We also have a sub-branch: when friends from Nottingham came over a couple of months ago they took the idea back with them and now, complete with a couple of new recruits, read along with us and email their pithy reviews and all important marks out of 10. If anyone would like to be one of our 'distance readers' we're currently reading The Road To Wigan Pier, followed by Fannie Flagg's Can't Wait To Get to Heaven.
Any excuse to shoehorn Ringo (or a Ringo lookakikey) into my Blog
Wednesday, 28 July 2010
On The Buses
It started as a murmur and now appears to be getting louder. I refer to the current crop of blogs in which the great and the good seem to be falling out of love with the novel. Can this be true? Have our attention spans really been wiped so that all we can manage is the sports page of the paper and the occasional glossy? Now this humble outpost has never had any literary aspirations, however, I'm always on the look out for a good read, a new author, something that will capture my imagination. And the blogeratti always come good - I'm thinking of The Word's 'A Night In With' in particular.

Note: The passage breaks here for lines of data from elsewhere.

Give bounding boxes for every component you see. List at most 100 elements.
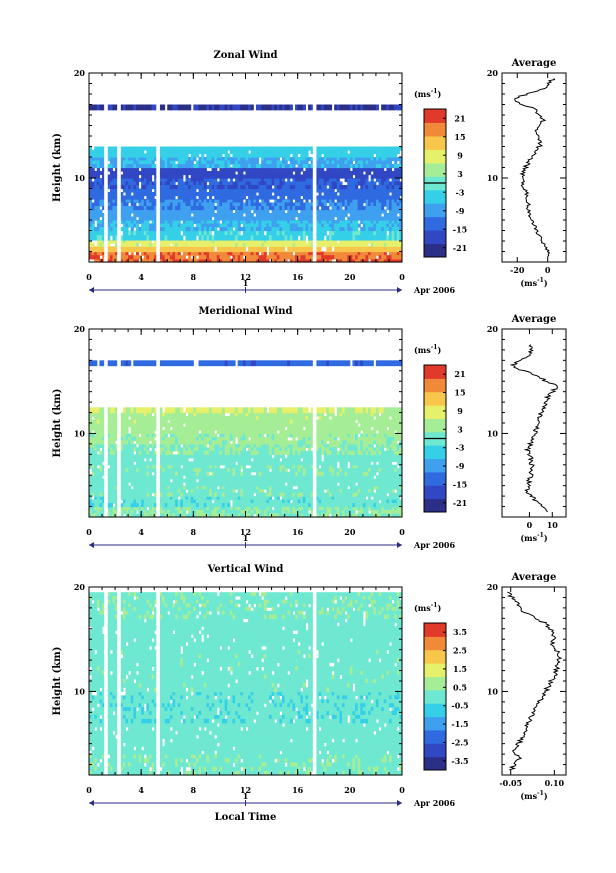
heatmap-cell <box>339 258 343 263</box>
heatmap-cell <box>375 146 380 151</box>
heatmap-cell <box>89 160 93 165</box>
heatmap-cell <box>331 185 335 190</box>
heatmap-cell <box>342 153 346 158</box>
heatmap-cell <box>336 216 340 221</box>
heatmap-cell <box>302 153 306 158</box>
heatmap-cell <box>302 499 306 504</box>
heatmap-cell <box>300 181 304 186</box>
heatmap-cell <box>255 188 260 193</box>
heatmap-cell <box>245 199 249 204</box>
heatmap-cell <box>349 239 353 244</box>
heatmap-cell <box>219 496 223 501</box>
heatmap-cell <box>300 258 304 263</box>
heatmap-cell <box>250 150 254 155</box>
heatmap-cell <box>91 216 95 221</box>
heatmap-cell <box>169 220 173 225</box>
heatmap-cell <box>381 513 385 518</box>
heatmap-cell <box>399 510 403 515</box>
heatmap-cell <box>383 503 387 508</box>
heatmap-cell <box>308 104 312 111</box>
heatmap-cell <box>388 496 393 501</box>
heatmap-cell <box>305 506 309 511</box>
heatmap-cell <box>240 192 244 197</box>
heatmap-cell <box>91 503 95 508</box>
heatmap-cell <box>315 178 320 183</box>
heatmap-cell <box>318 489 322 494</box>
heatmap-cell <box>396 167 400 172</box>
heatmap-cell <box>276 164 280 169</box>
heatmap-cell <box>368 246 372 253</box>
heatmap-cell <box>368 220 372 225</box>
heatmap-cell <box>268 185 273 190</box>
heatmap-cell <box>355 150 359 155</box>
heatmap-cell <box>164 153 168 158</box>
heatmap-cell <box>321 157 325 162</box>
heatmap-cell <box>151 164 155 169</box>
heatmap-cell <box>287 506 291 511</box>
heatmap-cell <box>302 255 306 260</box>
heatmap-cell <box>107 506 111 511</box>
heatmap-cell <box>172 246 176 253</box>
heatmap-cell <box>190 243 194 247</box>
heatmap-cell <box>146 157 150 162</box>
heatmap-cell <box>305 243 309 247</box>
heatmap-cell <box>122 492 127 497</box>
heatmap-cell <box>122 199 127 204</box>
heatmap-cell <box>381 485 385 490</box>
heatmap-cell <box>370 235 374 241</box>
heatmap-cell <box>237 489 241 494</box>
heatmap-cell <box>172 243 176 247</box>
heatmap-cell <box>261 167 265 172</box>
heatmap-cell <box>232 213 236 218</box>
heatmap-cell <box>146 230 150 236</box>
heatmap-cell <box>188 506 192 511</box>
heatmap-cell <box>255 223 260 228</box>
heatmap-cell <box>282 160 286 165</box>
heatmap-cell <box>318 243 322 247</box>
heatmap-cell <box>383 195 387 200</box>
heatmap-cell <box>378 195 382 200</box>
heatmap-cell <box>263 485 267 490</box>
heatmap-cell <box>195 513 200 518</box>
heatmap-cell <box>162 157 166 162</box>
heatmap-cell <box>250 192 254 197</box>
heatmap-cell <box>180 499 184 504</box>
heatmap-cell <box>292 209 296 214</box>
heatmap-cell <box>227 202 231 207</box>
heatmap-cell <box>391 492 395 497</box>
heatmap-cell <box>94 213 98 218</box>
heatmap-cell <box>193 209 197 214</box>
heatmap-cell <box>357 243 361 247</box>
heatmap-cell <box>336 489 340 494</box>
heatmap-cell <box>198 192 202 197</box>
heatmap-cell <box>349 195 353 200</box>
heatmap-cell <box>169 255 173 260</box>
heatmap-cell <box>180 503 184 508</box>
heatmap-cell <box>107 213 111 218</box>
heatmap-cell <box>391 485 395 490</box>
heatmap-cell <box>258 185 262 190</box>
heatmap-cell <box>396 209 400 214</box>
heatmap-cell <box>331 230 335 236</box>
heatmap-cell <box>201 239 205 244</box>
heatmap-cell <box>219 258 223 263</box>
heatmap-cell <box>102 485 106 490</box>
heatmap-cell <box>232 258 236 263</box>
heatmap-cell <box>177 104 181 111</box>
heatmap-cell <box>109 104 113 111</box>
heatmap-cell <box>336 167 340 172</box>
heatmap-cell <box>195 230 200 236</box>
heatmap-cell <box>190 185 194 190</box>
heatmap-cell <box>216 503 220 508</box>
heatmap-cell <box>295 178 299 183</box>
heatmap-cell <box>237 167 241 172</box>
data-gap <box>117 73 121 262</box>
heatmap-cell <box>362 150 366 155</box>
heatmap-cell <box>172 220 176 225</box>
heatmap-cell <box>381 199 385 204</box>
heatmap-cell <box>232 235 236 241</box>
heatmap-cell <box>268 206 273 211</box>
heatmap-cell <box>349 251 353 256</box>
heatmap-cell <box>378 209 382 214</box>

So now I'd like to return the favour. Magnus Mills has a knack of creating ordinary characters, living ordinary lives, and observing them like we would observe leaf cutter ants in the garden. Novels like The Restraint Of Beasts and All Quiet On The Orient Express find Mills turning the prosaic into mini masterpieces. But the one I'd recommend to everyone is The Maintenance Of Headway. Taking a bunch of bus drivers and watching their every turn (quite literally) will transport you headlong into Mills' parallel universe. From The Arch to The Bejewelled Thoroughfare. To a world where the timetable is king. It's less than 200 pages and Amazon are practically giving it away. Like I said to Cocktails and ISBW - what have you got to lose?